Pour le moment nos enquêtes sur la Chine en sont à une phase descriptive, micro-sociologique et ethnographique. Elles permettent peut d’interprétations et encore moins d’explication. Pour le moment nous nous appuyons sur les travaux de Zheng Li Hua (1995, 1998)[18], d’Anne Cheng (1998) [19] ou de François Julien (1992)[20] pour voir si l’on peut retrouver des liens entre les pratiques observées dans le quotidien et une partie des valeurs historiques de la pensée chinoise, ou même s’il est possible d’observer l’émergence de nouvelles pratiques ou de nouvelles valeurs.
2. Vie quotidienne et espace domestique à Guangzhou
L’itinéraire que nous allons décrire est celui d’une jeune femme de 25 ans, universitaire, mariée, sans enfant. Il concentre une partie de ce que nous avons observé au cours des autres entretiens. Certaines pratiques relève de la « généralisation qualitative limitée »[21], comme le fait de couvrir avec un tissus quelques objets du quotidien comme la télévision, le téléphone ou le climatiseur, pratique générale, avérée et vraie, mais non quantifiée. Elle ne relève donc pas d’une pondération et de l’évaluation du degré de généralisation statistique quantitative.
L’observation démarre en bas de l’immeuble. Il y a un interphone qui commande l’ouverture de la porte, ce qui semble assez fréquent. A l’intérieur, en bas de l’escalier, il y a une dizaine de vélo.[22]. Les fils électrique vont dans tous les sens, mais ils existent. L’important est plus aujourd’hui, dans cet immeuble, d’avoir accès à l’électricité que d’assurer la sécurité ou de produire de l’esthétique.
Nous retrouverons cette tension entre utilité et esthétique à l’intérieur des logements entre la place accordée au néon dans le salon et l’importance accordée petit à petit à l’esthétisation du logement. Dans les logements les plus esthétisés, les fils électrique sont cachés, alors que dans de nombreux logements ils restent apparents. Des familles introduisent un lustre au centre de la pièce, à coté du néon. Puis apparaît l’éclairage indirect associé à la suppression du néon, voire du lustre. La source électrique, les files, doivent se cacher. Ils ne relèvent plus ni de l’utilité ni de la mise en scène sociale. Ils vont être petit à petit frappés d’interdit.
La porte de l’appartement donne directement dans le salon. C’est le premier lieu qui a un rapport avec l’alimentation, car, comme on le verra, il n’y a pas de salle à manger. Il fait autour de 12m2. Il n’y a pas de sas d’entrée, ni de couloir. Les chaussures sont posées par terre et sur un petit meuble, près de la porte[23]. L’interphone est à droite, juste au-dessus d’un interrupteur électrique dont les fils sont sous baguettes, une esthétisation intermédiaire entre les fils nus et les fils encastrés.

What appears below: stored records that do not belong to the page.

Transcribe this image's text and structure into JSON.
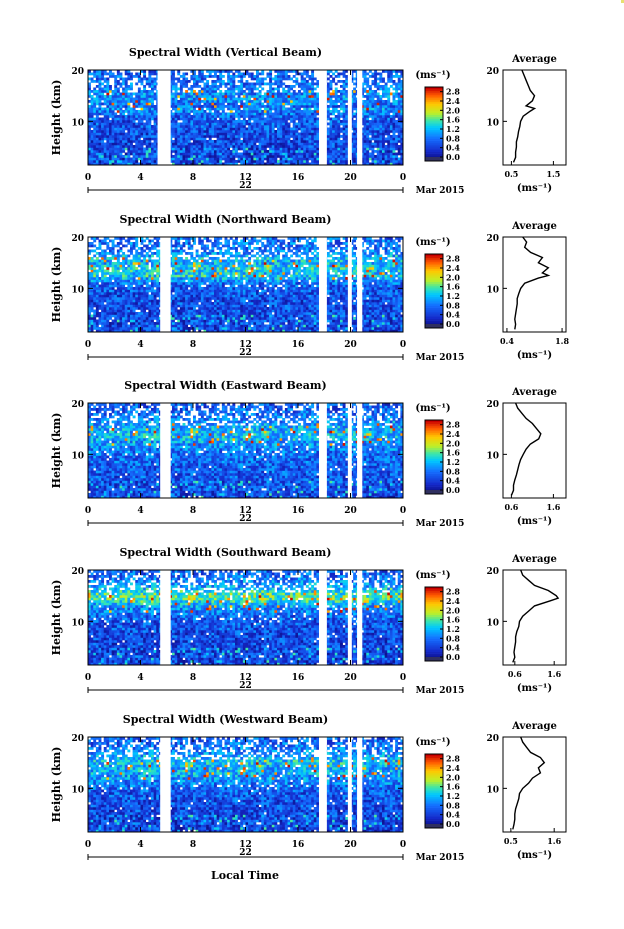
{
  "figure": {
    "month_label": "Mar 2015",
    "xlabel": "Local Time",
    "ylabel": "Height (km)",
    "colorbar_unit": "(ms⁻¹)",
    "colorbar_ticks": [
      "0.0",
      "0.4",
      "0.8",
      "1.2",
      "1.6",
      "2.0",
      "2.4",
      "2.8"
    ],
    "avg_title": "Average",
    "avg_xlabel": "(ms⁻¹)"
  },
  "chart_data": [
    {
      "type": "heatmap",
      "title": "Spectral Width (Vertical Beam)",
      "xlabel": "Local Time",
      "ylabel": "Height (km)",
      "x_ticks": [
        "0",
        "4",
        "8",
        "12",
        "16",
        "20",
        "0"
      ],
      "xlim": [
        0,
        24
      ],
      "y_ticks": [
        "10",
        "20"
      ],
      "ylim": [
        1.5,
        20
      ],
      "date_label": "22",
      "month_label": "Mar 2015",
      "colorbar": {
        "label": "(ms⁻¹)",
        "range": [
          0.0,
          3.0
        ],
        "ticks": [
          "0.0",
          "0.4",
          "0.8",
          "1.2",
          "1.6",
          "2.0",
          "2.4",
          "2.8"
        ]
      },
      "data_gaps_hours": [
        [
          5.3,
          6.3
        ],
        [
          17.6,
          18.2
        ],
        [
          19.8,
          20.1
        ],
        [
          20.5,
          20.9
        ]
      ],
      "profile": {
        "title": "Average",
        "xlabel": "(ms⁻¹)",
        "x_ticks": [
          "0.5",
          "1.5"
        ],
        "xlim": [
          0.3,
          1.8
        ],
        "heights_km": [
          2.0,
          3.0,
          4.0,
          5.0,
          6.0,
          7.0,
          8.0,
          9.0,
          10.0,
          11.0,
          12.0,
          12.5,
          13.0,
          14.0,
          15.0,
          16.0,
          17.0,
          18.0,
          19.0,
          20.0
        ],
        "widths": [
          0.55,
          0.6,
          0.6,
          0.62,
          0.62,
          0.65,
          0.67,
          0.7,
          0.72,
          0.78,
          0.95,
          1.05,
          0.85,
          1.0,
          1.05,
          0.95,
          0.9,
          0.85,
          0.8,
          0.75
        ]
      }
    },
    {
      "type": "heatmap",
      "title": "Spectral Width (Northward Beam)",
      "xlabel": "Local Time",
      "ylabel": "Height (km)",
      "x_ticks": [
        "0",
        "4",
        "8",
        "12",
        "16",
        "20",
        "0"
      ],
      "xlim": [
        0,
        24
      ],
      "y_ticks": [
        "10",
        "20"
      ],
      "ylim": [
        1.5,
        20
      ],
      "date_label": "22",
      "month_label": "Mar 2015",
      "colorbar": {
        "label": "(ms⁻¹)",
        "range": [
          0.0,
          3.0
        ],
        "ticks": [
          "0.0",
          "0.4",
          "0.8",
          "1.2",
          "1.6",
          "2.0",
          "2.4",
          "2.8"
        ]
      },
      "data_gaps_hours": [
        [
          5.5,
          6.3
        ],
        [
          17.6,
          18.2
        ],
        [
          19.8,
          20.1
        ],
        [
          20.5,
          20.9
        ]
      ],
      "profile": {
        "title": "Average",
        "xlabel": "(ms⁻¹)",
        "x_ticks": [
          "0.4",
          "1.8"
        ],
        "xlim": [
          0.3,
          1.9
        ],
        "heights_km": [
          2.0,
          3.0,
          4.0,
          5.0,
          6.0,
          7.0,
          8.0,
          9.0,
          10.0,
          11.0,
          12.0,
          12.5,
          13.0,
          14.0,
          15.0,
          16.0,
          17.0,
          18.0,
          19.0,
          20.0
        ],
        "widths": [
          0.6,
          0.62,
          0.6,
          0.62,
          0.64,
          0.66,
          0.66,
          0.7,
          0.75,
          0.85,
          1.2,
          1.45,
          1.3,
          1.45,
          1.2,
          1.3,
          1.0,
          0.85,
          0.9,
          0.8
        ]
      }
    },
    {
      "type": "heatmap",
      "title": "Spectral Width (Eastward Beam)",
      "xlabel": "Local Time",
      "ylabel": "Height (km)",
      "x_ticks": [
        "0",
        "4",
        "8",
        "12",
        "16",
        "20",
        "0"
      ],
      "xlim": [
        0,
        24
      ],
      "y_ticks": [
        "10",
        "20"
      ],
      "ylim": [
        1.5,
        20
      ],
      "date_label": "22",
      "month_label": "Mar 2015",
      "colorbar": {
        "label": "(ms⁻¹)",
        "range": [
          0.0,
          3.0
        ],
        "ticks": [
          "0.0",
          "0.4",
          "0.8",
          "1.2",
          "1.6",
          "2.0",
          "2.4",
          "2.8"
        ]
      },
      "data_gaps_hours": [
        [
          5.5,
          6.3
        ],
        [
          17.6,
          18.2
        ],
        [
          19.8,
          20.1
        ],
        [
          20.5,
          20.9
        ]
      ],
      "profile": {
        "title": "Average",
        "xlabel": "(ms⁻¹)",
        "x_ticks": [
          "0.6",
          "1.6"
        ],
        "xlim": [
          0.4,
          1.9
        ],
        "heights_km": [
          2.0,
          3.0,
          4.0,
          5.0,
          6.0,
          7.0,
          8.0,
          9.0,
          10.0,
          11.0,
          12.0,
          12.5,
          13.0,
          14.0,
          15.0,
          16.0,
          17.0,
          18.0,
          19.0,
          20.0
        ],
        "widths": [
          0.6,
          0.65,
          0.65,
          0.68,
          0.72,
          0.75,
          0.78,
          0.82,
          0.88,
          0.95,
          1.05,
          1.15,
          1.25,
          1.3,
          1.2,
          1.1,
          0.95,
          0.85,
          0.75,
          0.7
        ]
      }
    },
    {
      "type": "heatmap",
      "title": "Spectral Width (Southward Beam)",
      "xlabel": "Local Time",
      "ylabel": "Height (km)",
      "x_ticks": [
        "0",
        "4",
        "8",
        "12",
        "16",
        "20",
        "0"
      ],
      "xlim": [
        0,
        24
      ],
      "y_ticks": [
        "10",
        "20"
      ],
      "ylim": [
        1.5,
        20
      ],
      "date_label": "22",
      "month_label": "Mar 2015",
      "colorbar": {
        "label": "(ms⁻¹)",
        "range": [
          0.0,
          3.0
        ],
        "ticks": [
          "0.0",
          "0.4",
          "0.8",
          "1.2",
          "1.6",
          "2.0",
          "2.4",
          "2.8"
        ]
      },
      "data_gaps_hours": [
        [
          5.5,
          6.3
        ],
        [
          17.6,
          18.2
        ],
        [
          19.8,
          20.1
        ],
        [
          20.5,
          20.9
        ]
      ],
      "profile": {
        "title": "Average",
        "xlabel": "(ms⁻¹)",
        "x_ticks": [
          "0.6",
          "1.6"
        ],
        "xlim": [
          0.3,
          1.9
        ],
        "heights_km": [
          2.0,
          3.0,
          4.0,
          5.0,
          6.0,
          7.0,
          8.0,
          9.0,
          10.0,
          11.0,
          12.0,
          13.0,
          14.0,
          14.5,
          15.0,
          16.0,
          17.0,
          18.0,
          19.0,
          20.0
        ],
        "widths": [
          0.55,
          0.6,
          0.58,
          0.6,
          0.62,
          0.62,
          0.65,
          0.7,
          0.72,
          0.8,
          0.95,
          1.1,
          1.5,
          1.7,
          1.65,
          1.45,
          1.1,
          0.95,
          0.8,
          0.75
        ]
      }
    },
    {
      "type": "heatmap",
      "title": "Spectral Width (Westward Beam)",
      "xlabel": "Local Time",
      "ylabel": "Height (km)",
      "x_ticks": [
        "0",
        "4",
        "8",
        "12",
        "16",
        "20",
        "0"
      ],
      "xlim": [
        0,
        24
      ],
      "y_ticks": [
        "10",
        "20"
      ],
      "ylim": [
        1.5,
        20
      ],
      "date_label": "22",
      "month_label": "Mar 2015",
      "colorbar": {
        "label": "(ms⁻¹)",
        "range": [
          0.0,
          3.0
        ],
        "ticks": [
          "0.0",
          "0.4",
          "0.8",
          "1.2",
          "1.6",
          "2.0",
          "2.4",
          "2.8"
        ]
      },
      "data_gaps_hours": [
        [
          5.5,
          6.3
        ],
        [
          17.6,
          18.2
        ],
        [
          19.8,
          20.1
        ],
        [
          20.5,
          20.9
        ]
      ],
      "profile": {
        "title": "Average",
        "xlabel": "(ms⁻¹)",
        "x_ticks": [
          "0.5",
          "1.6"
        ],
        "xlim": [
          0.3,
          1.9
        ],
        "heights_km": [
          2.0,
          3.0,
          4.0,
          5.0,
          6.0,
          7.0,
          8.0,
          9.0,
          10.0,
          11.0,
          12.0,
          13.0,
          14.0,
          15.0,
          16.0,
          17.0,
          18.0,
          19.0,
          20.0
        ],
        "widths": [
          0.55,
          0.58,
          0.6,
          0.6,
          0.62,
          0.66,
          0.7,
          0.72,
          0.8,
          0.95,
          1.05,
          1.25,
          1.2,
          1.35,
          1.25,
          1.0,
          0.9,
          0.8,
          0.75
        ]
      }
    }
  ]
}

Le long du mur de droite, en partant de la porte, se trouve le meuble de télévision, un des meubles les plus imposants de la pièce. La télévision est recouverte d’un tissus rouge. Dans d’autres logements la télévision évoque un autel bouddhiste, ou en tout cas un objet important, comme les télévisions en France dans les années soixante. En France elles étaient souvent recouvertes d’un napperon, avec des bougies, des photos ou des petits objets décoratifs. Comme il y a 40 ans en France ou en Suède, la télévision est un objet valorisé qui commence sa « vie sociale » dans le salon, avant de terminer peut-être par terre dans une chambre ou un bureau, dans un grenier ou dans un sous sol avant de repartir pour une nouvelle vie grâce à l’équivalent de ce que serait une association « Emmaüs » en Chine. Même, si la raison la plus souvent invoquée pour expliquer les tissus sur la télévision, le téléphone et le climatiseur est la présence de la poussière à Canton, le besoin de protection de ces objets confirme leur importance.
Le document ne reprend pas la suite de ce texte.